World Forum on water:
Pledges clean water and sanitation
ISTANBUL: A seven-day focus on the world’s water crunch was
winding up here yesterday with an expected pledge to work harder to
provide access to clean water and sanitation and tackle worsening
scarcity.
The declaration was to be published at the end of the fifth World
Water Forum by more than 100 ministers or their stand-ins, although
activists on Saturday attacked the non-binding document as worthless.

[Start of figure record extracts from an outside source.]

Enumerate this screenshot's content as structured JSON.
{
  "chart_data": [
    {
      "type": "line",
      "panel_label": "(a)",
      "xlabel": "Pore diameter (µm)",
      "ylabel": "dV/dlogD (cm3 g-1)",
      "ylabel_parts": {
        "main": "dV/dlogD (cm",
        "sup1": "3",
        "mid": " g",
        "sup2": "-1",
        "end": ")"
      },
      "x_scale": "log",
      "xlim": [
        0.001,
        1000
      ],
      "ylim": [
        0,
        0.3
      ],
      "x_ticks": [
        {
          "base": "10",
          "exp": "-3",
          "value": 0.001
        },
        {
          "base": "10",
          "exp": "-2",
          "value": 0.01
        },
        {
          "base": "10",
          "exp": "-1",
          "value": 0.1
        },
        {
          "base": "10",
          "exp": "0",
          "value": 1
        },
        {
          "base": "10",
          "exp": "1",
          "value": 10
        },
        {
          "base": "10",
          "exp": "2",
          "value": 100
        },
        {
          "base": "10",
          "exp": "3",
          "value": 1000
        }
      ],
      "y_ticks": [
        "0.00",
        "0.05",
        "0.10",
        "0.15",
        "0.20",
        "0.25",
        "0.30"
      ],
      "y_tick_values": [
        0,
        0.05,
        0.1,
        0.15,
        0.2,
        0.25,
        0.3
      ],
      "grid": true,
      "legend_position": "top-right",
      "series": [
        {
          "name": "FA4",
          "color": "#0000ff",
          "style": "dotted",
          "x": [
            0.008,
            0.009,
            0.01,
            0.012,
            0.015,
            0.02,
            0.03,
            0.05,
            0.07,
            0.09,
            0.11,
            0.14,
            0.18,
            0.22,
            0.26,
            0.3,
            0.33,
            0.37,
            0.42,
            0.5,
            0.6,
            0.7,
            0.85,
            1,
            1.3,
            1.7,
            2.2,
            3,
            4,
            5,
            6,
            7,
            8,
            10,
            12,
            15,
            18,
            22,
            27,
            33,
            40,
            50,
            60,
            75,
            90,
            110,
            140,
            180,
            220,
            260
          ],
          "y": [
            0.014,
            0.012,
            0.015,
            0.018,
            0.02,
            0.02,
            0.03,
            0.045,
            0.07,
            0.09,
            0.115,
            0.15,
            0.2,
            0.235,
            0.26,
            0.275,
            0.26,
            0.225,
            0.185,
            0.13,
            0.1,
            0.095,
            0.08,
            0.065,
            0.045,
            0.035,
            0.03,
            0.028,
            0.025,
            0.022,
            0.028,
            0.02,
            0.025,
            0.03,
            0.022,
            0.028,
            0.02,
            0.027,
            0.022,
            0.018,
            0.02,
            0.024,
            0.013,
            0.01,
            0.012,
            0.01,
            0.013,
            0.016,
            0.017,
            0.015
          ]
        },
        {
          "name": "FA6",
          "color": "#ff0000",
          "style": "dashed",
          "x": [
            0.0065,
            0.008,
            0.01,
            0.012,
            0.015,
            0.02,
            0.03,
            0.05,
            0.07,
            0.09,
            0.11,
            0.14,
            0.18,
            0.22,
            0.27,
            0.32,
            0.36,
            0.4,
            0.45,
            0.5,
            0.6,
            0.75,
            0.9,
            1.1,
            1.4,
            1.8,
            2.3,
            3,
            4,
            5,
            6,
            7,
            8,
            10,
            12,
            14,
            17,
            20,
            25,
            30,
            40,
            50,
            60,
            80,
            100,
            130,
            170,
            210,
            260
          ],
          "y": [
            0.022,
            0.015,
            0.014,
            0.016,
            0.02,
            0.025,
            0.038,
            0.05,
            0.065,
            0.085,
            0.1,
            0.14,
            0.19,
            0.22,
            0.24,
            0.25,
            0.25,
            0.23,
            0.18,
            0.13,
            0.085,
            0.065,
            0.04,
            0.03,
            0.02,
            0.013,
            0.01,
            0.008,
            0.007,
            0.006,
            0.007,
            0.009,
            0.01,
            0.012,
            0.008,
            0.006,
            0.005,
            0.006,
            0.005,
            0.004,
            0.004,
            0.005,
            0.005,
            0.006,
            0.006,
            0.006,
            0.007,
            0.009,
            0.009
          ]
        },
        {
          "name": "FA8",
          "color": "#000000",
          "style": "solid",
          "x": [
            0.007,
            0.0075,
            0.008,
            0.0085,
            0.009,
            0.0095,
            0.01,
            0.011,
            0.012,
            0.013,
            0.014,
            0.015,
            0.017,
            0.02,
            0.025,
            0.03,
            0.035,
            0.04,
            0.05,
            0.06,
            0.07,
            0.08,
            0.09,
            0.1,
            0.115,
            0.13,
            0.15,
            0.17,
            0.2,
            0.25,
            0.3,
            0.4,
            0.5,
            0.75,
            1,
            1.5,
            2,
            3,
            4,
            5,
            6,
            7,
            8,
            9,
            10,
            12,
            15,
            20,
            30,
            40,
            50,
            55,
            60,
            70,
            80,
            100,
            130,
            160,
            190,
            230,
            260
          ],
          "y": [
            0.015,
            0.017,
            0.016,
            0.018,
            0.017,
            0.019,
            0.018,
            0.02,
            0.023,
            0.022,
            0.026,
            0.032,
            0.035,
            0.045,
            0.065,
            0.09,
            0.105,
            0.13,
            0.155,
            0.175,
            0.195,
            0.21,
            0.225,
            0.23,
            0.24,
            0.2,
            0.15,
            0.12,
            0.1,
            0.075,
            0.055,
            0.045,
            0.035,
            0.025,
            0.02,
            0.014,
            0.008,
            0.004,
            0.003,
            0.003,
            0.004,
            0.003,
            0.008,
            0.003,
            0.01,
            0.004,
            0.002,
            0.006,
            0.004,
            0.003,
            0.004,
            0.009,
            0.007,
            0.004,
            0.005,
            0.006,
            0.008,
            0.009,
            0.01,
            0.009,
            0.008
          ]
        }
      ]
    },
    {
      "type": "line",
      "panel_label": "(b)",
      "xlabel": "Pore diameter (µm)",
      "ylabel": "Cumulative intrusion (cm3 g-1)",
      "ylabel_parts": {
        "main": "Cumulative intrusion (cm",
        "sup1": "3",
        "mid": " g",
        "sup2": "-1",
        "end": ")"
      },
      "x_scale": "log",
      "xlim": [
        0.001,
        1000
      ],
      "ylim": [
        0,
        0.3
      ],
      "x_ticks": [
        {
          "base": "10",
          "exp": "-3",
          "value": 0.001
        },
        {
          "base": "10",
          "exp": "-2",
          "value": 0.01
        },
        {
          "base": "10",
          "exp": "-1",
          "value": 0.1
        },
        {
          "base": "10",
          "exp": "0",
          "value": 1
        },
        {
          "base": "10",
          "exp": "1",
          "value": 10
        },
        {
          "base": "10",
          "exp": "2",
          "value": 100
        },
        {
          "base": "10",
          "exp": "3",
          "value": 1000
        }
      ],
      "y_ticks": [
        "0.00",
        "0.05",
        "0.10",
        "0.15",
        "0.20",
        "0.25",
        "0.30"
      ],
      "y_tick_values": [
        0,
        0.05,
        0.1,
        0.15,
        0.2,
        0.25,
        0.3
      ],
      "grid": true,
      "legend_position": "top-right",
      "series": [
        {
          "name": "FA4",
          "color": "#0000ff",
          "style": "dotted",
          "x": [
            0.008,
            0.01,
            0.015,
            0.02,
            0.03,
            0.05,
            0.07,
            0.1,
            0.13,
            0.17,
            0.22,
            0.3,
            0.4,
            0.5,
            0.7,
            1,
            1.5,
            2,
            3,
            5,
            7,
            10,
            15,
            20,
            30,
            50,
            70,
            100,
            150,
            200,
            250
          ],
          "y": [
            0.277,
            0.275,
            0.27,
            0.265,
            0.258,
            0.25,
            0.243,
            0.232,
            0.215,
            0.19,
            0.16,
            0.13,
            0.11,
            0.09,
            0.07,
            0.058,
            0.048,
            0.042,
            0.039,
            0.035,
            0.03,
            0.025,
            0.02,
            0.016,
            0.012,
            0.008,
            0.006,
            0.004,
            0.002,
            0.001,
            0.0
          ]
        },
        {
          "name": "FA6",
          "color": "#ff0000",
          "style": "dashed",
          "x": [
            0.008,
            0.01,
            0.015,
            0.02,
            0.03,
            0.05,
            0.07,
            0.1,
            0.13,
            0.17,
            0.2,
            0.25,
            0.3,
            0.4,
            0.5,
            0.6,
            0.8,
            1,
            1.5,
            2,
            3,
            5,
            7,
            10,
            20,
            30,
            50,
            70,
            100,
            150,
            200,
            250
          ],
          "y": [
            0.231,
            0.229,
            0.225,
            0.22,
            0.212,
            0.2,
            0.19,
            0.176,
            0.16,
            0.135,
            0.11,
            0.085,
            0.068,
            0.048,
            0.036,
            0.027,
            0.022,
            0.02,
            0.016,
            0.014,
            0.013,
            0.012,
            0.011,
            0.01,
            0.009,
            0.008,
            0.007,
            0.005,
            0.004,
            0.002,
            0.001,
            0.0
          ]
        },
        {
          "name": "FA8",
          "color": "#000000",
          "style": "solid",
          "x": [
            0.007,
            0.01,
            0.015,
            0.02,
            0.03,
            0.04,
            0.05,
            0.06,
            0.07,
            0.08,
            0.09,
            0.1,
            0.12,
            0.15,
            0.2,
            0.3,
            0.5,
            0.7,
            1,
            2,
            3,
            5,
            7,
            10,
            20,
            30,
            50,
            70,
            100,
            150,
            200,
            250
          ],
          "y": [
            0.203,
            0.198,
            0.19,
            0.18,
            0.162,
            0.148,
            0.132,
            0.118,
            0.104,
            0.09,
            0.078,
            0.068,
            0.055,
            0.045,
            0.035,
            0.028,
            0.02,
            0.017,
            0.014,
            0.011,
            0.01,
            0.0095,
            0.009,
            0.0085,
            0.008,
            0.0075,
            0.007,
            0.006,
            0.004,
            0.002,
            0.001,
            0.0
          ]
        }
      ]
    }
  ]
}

“The world is facing rapid and unprecedented global changes,
including population growth, migration, urbanisation, climate change,
desertification, drought, degradation and land use, economic and diet
changes,” a draft of the statement said.
It sets out a roster of recommendations for action, including greater
cooperation to ease disputes over water, measures to address floods and
drought, curbing pollution and better management of rivers, lakes and
aquifers.
The World Water Forum is held every three years, and has gained in
importance as an arena for debating the globe’s amplifying problems of
freshwater.
At least 25,000 policymakers, water specialists and grassroots
workers took part in this year’s event, a record attendance.
Campaigners representing the rural poor, the environment and
organised labour on Saturday criticised the Forum as a vehicle for
privatising of water resources and called for future meetings to be held
under the UN flag.
The Forum is staged by the World Water Council, a French-based
organisation whose funding comes in large part from the water industry.